Extended Data Fig. 8. G-quadruplex motifs are enriched in interacting transcripts and POL-II pause sites.

(a) Positive correlation between RNA stability measured following treatment with rG4 stabilizer cPDS (2μM) [relative to DMSO controls] and putative rG4 gene content screened by artificial enrual network algorithm, PQSfinder. RNA stability data presented is Mean +/− SD of 4 biological replicates.

(b) PQSfinder demonstrates that rG4 is highly enriched in CLIP targets relative to No CLIP transcripts. rG4 ratio defined as % of summit regions with putative rG4. rG4-ratio of PRC2 dCLIP summit-regions (100 nt around the most significant binding site ±50 nt) harboring putative rG4 element was plotted for two EZH2 and two SUZ12 replicates, with CTCF and CBX7 as controls. Black box plots: rG4-ratios of 2,000 random sets, each simulating an equal number of summit regions as in the tested library.

(c) Left: rG4 abundance per gene (“Empirical rG4 content”) is higher in CLIP versus No CLIP transcripts. rG4 elements (per PQSfinder) in CLIP summit regions and in simulated No CLIP summit regions. Density plots of rG4 content per gene are presented for CLIP and No CLIP genes, respectively.
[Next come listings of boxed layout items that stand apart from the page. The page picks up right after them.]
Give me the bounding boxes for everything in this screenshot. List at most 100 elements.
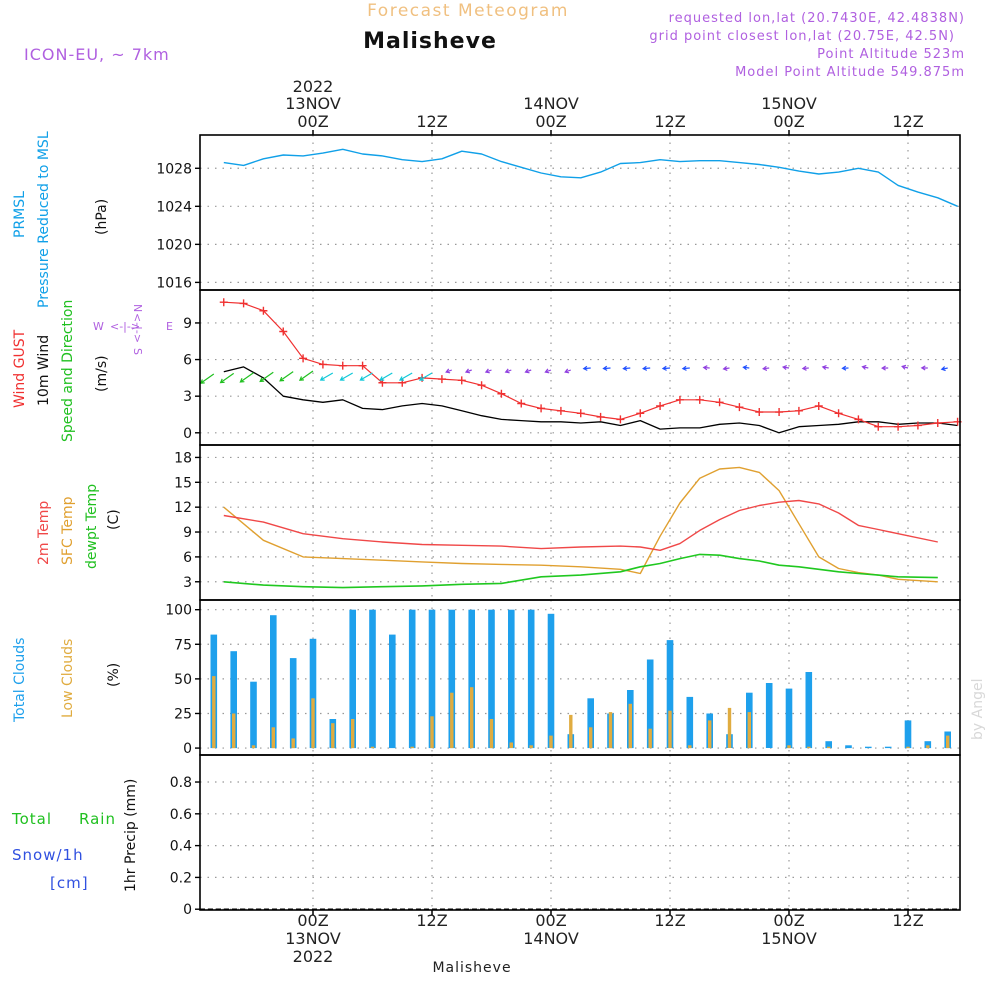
gust-marker [636, 409, 645, 418]
wind-direction-arrow [582, 365, 591, 371]
bottom-day-label: 15NOV [761, 929, 817, 948]
wind-direction-arrow [504, 368, 512, 374]
low-cloud-bar [509, 742, 513, 748]
low-clouds-label: Low Clouds [60, 639, 76, 718]
y-tick-label: 0.2 [170, 870, 192, 886]
low-cloud-bar [589, 727, 593, 749]
compass-w-label: W [93, 320, 104, 333]
pressure-unit: (hPa) [94, 199, 110, 235]
temp-unit: (C) [106, 509, 122, 530]
y-tick-label: 12 [174, 500, 192, 516]
total-cloud-bar [547, 613, 555, 748]
gust-marker [814, 401, 823, 410]
wind-direction-arrow [418, 372, 433, 381]
wind-direction-arrow [298, 370, 314, 381]
total-cloud-bar [309, 638, 317, 749]
total-cloud-bar [765, 683, 773, 748]
wind-direction-arrow [642, 365, 651, 371]
y-tick-label: 3 [183, 575, 192, 591]
top-day-label: 13NOV [285, 94, 341, 113]
y-tick-label: 1028 [156, 161, 192, 177]
gust-marker [854, 415, 863, 424]
gust-marker [913, 421, 922, 430]
low-cloud-bar [549, 735, 553, 749]
y-tick-label: 0 [183, 741, 192, 757]
wind-direction-arrow [622, 365, 631, 371]
total-cloud-bar [924, 741, 932, 749]
clouds-unit: (%) [106, 663, 122, 687]
low-cloud-bar [708, 720, 712, 749]
bottom-hour-label: 12Z [892, 911, 923, 930]
total-cloud-bar [389, 634, 396, 749]
pressure-line [223, 148, 958, 207]
wind-direction-arrow [259, 371, 274, 383]
wind-direction-arrow [801, 365, 809, 371]
top-hour-label: 12Z [416, 112, 447, 131]
total-cloud-bar [865, 746, 872, 749]
gust-marker [775, 408, 784, 417]
wind-direction-arrow [940, 366, 948, 372]
total-cloud-bar [508, 609, 515, 749]
gust-marker [457, 376, 466, 385]
watermark: by Angel [970, 679, 986, 740]
gust-marker [735, 403, 744, 412]
wind-direction-arrow [901, 364, 909, 370]
total-cloud-bar [289, 658, 297, 749]
bottom-hour-label: 00Z [773, 911, 804, 930]
wind-direction-arrow [861, 364, 869, 370]
wind-direction-arrow [602, 365, 611, 371]
total-cloud-bar [785, 688, 793, 749]
wind-direction-arrow [702, 365, 710, 371]
wind-direction-arrow [359, 372, 373, 381]
grid-lines [195, 130, 960, 915]
low-cloud-bar [410, 746, 414, 749]
gust-marker [794, 406, 803, 415]
low-cloud-bar [628, 703, 632, 749]
gust-marker [695, 395, 704, 404]
bottom-day-label: 14NOV [523, 929, 579, 948]
compass-e-label: E [166, 320, 173, 333]
precip-panel-frame [199, 754, 961, 911]
wind-direction-arrow [661, 365, 671, 371]
wind-direction-arrow [881, 365, 889, 371]
temp-panel-frame [199, 444, 961, 601]
y-tick-label: 9 [183, 525, 192, 541]
wind-direction-arrow [199, 373, 215, 384]
low-cloud-bar [827, 746, 831, 749]
low-cloud-bar [747, 712, 751, 749]
low-cloud-bar [430, 716, 434, 749]
gust-marker [219, 298, 228, 307]
total-cloud-bar [488, 609, 495, 749]
low-cloud-bar [251, 745, 256, 749]
bottom-hour-label: 12Z [416, 911, 447, 930]
temp_2m-line [223, 499, 938, 551]
y-tick-label: 3 [183, 389, 192, 405]
compass-s-label: S [131, 348, 144, 355]
y-tick-label: 6 [183, 353, 192, 369]
temp-sfc-label: SFC Temp [60, 496, 76, 565]
gust-marker [894, 422, 903, 431]
requested-coords: requested lon,lat (20.7430E, 42.4838N) [669, 11, 965, 26]
wind-direction-arrow [742, 365, 750, 371]
temp-dewpt-label: dewpt Temp [84, 484, 100, 569]
y-tick-label: 0 [183, 426, 192, 442]
gust-marker [755, 408, 764, 417]
location-title: Malisheve [363, 29, 497, 54]
wind-direction-arrow [920, 365, 928, 371]
total-clouds-label: Total Clouds [12, 638, 28, 723]
wind-gust-label: Wind GUST [12, 329, 28, 408]
total-cloud-bar [250, 681, 257, 749]
gust-marker [259, 306, 268, 315]
wind-direction-arrow [319, 372, 334, 381]
y-tick-label: 0.4 [170, 839, 192, 855]
gust-marker [556, 406, 565, 415]
y-tick-label: 15 [174, 475, 192, 491]
total-cloud-bar [527, 609, 535, 749]
gust-marker [418, 373, 427, 382]
footer-location: Malisheve [432, 960, 511, 976]
low-cloud-bar [529, 745, 533, 749]
gust-marker [437, 375, 446, 384]
wind-direction-arrow [239, 372, 254, 383]
low-cloud-bar [232, 713, 236, 749]
grid-point-coords: grid point closest lon,lat (20.75E, 42.5… [649, 29, 955, 44]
Right: Nascent RNAs of CLIP genes have a higher potential to generate rG4 structures compared to nascent transcripts of No CLIP genes. p values by Wilcoxon test (unpaired, one-sided).

Statistical source data for (a) is provided in Source Data Extended Data Fig.8.
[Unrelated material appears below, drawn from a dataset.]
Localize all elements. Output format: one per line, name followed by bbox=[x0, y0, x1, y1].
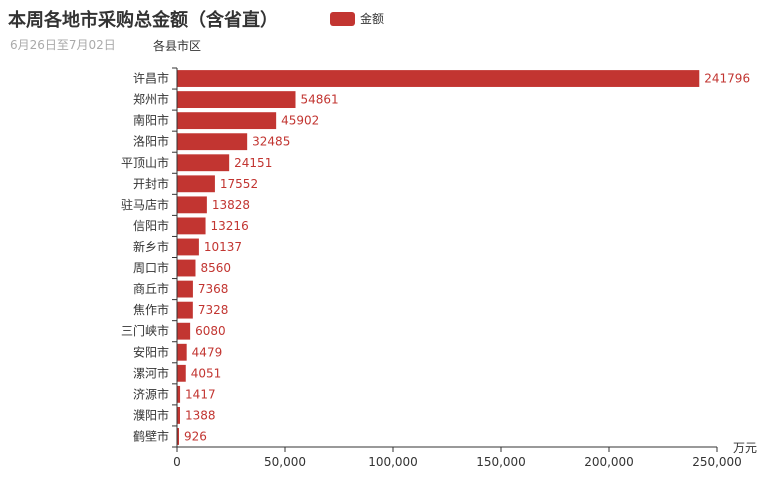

Extended Data Fig. 9. RNA also targets PRC2 to neighboring genes to control POL-II pausing.

(a) Boxplots depicting the distribution of distances between Canonical-NG (n=279), CLIP-NG (n=218), or No CLIP-NG (n=238) and the linked TSS of nearest corresponding neighboring gene. Box boundaries represent 25th and 75th percentiles; center line represents the median; whiskers indicate ± 1.5× IQR). P values were determined using One-sided Wilcoxon test. Note the insignificant differences in distances between CLIP genes and No CLIP genes, whereas the distances of Canonical genes were significantly longer.
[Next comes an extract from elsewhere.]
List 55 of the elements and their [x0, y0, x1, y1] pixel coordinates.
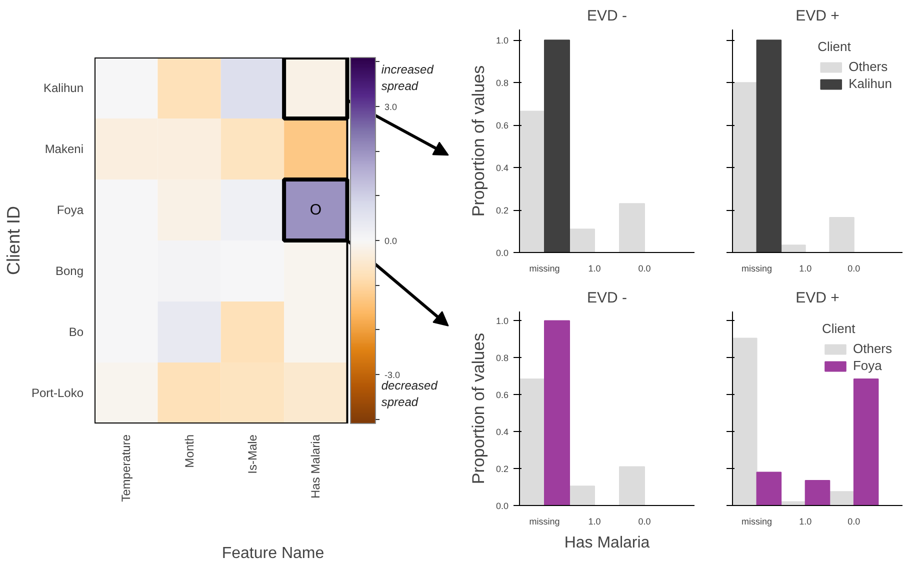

(b) Comparison of RNA stability between selected CLIP genes (n=13) and No CLIP genes (n=11) in Day 7 16.7 cells. Data presented is a Mean +/− S.D of 3 biological replicates. Significance determined by unpaired student t-test.

(c) Boxplots depicting H3K27me3 ChIP-seq enrichment levels (−1 kb to TTS) in the WT mES cells for CLIP-NG (n=218), No CLIP-NG (n=238) and Canonical-NG (n=279) and corresponding CLIP (n=414), No CLIP (n=467) and Canonical (n=603) genes. ChIP-seq datasets for Day 7 16.7 cells were from Pinter et al ³³. Box boundaries represent 25th and 75th percentiles; center line represents the median; whiskers indicate ± 1.5× IQR). P values were determined using One-sided Wilcoxon test.

Statistical source data for (b) is provided in Source Data Extended Data Fig.9.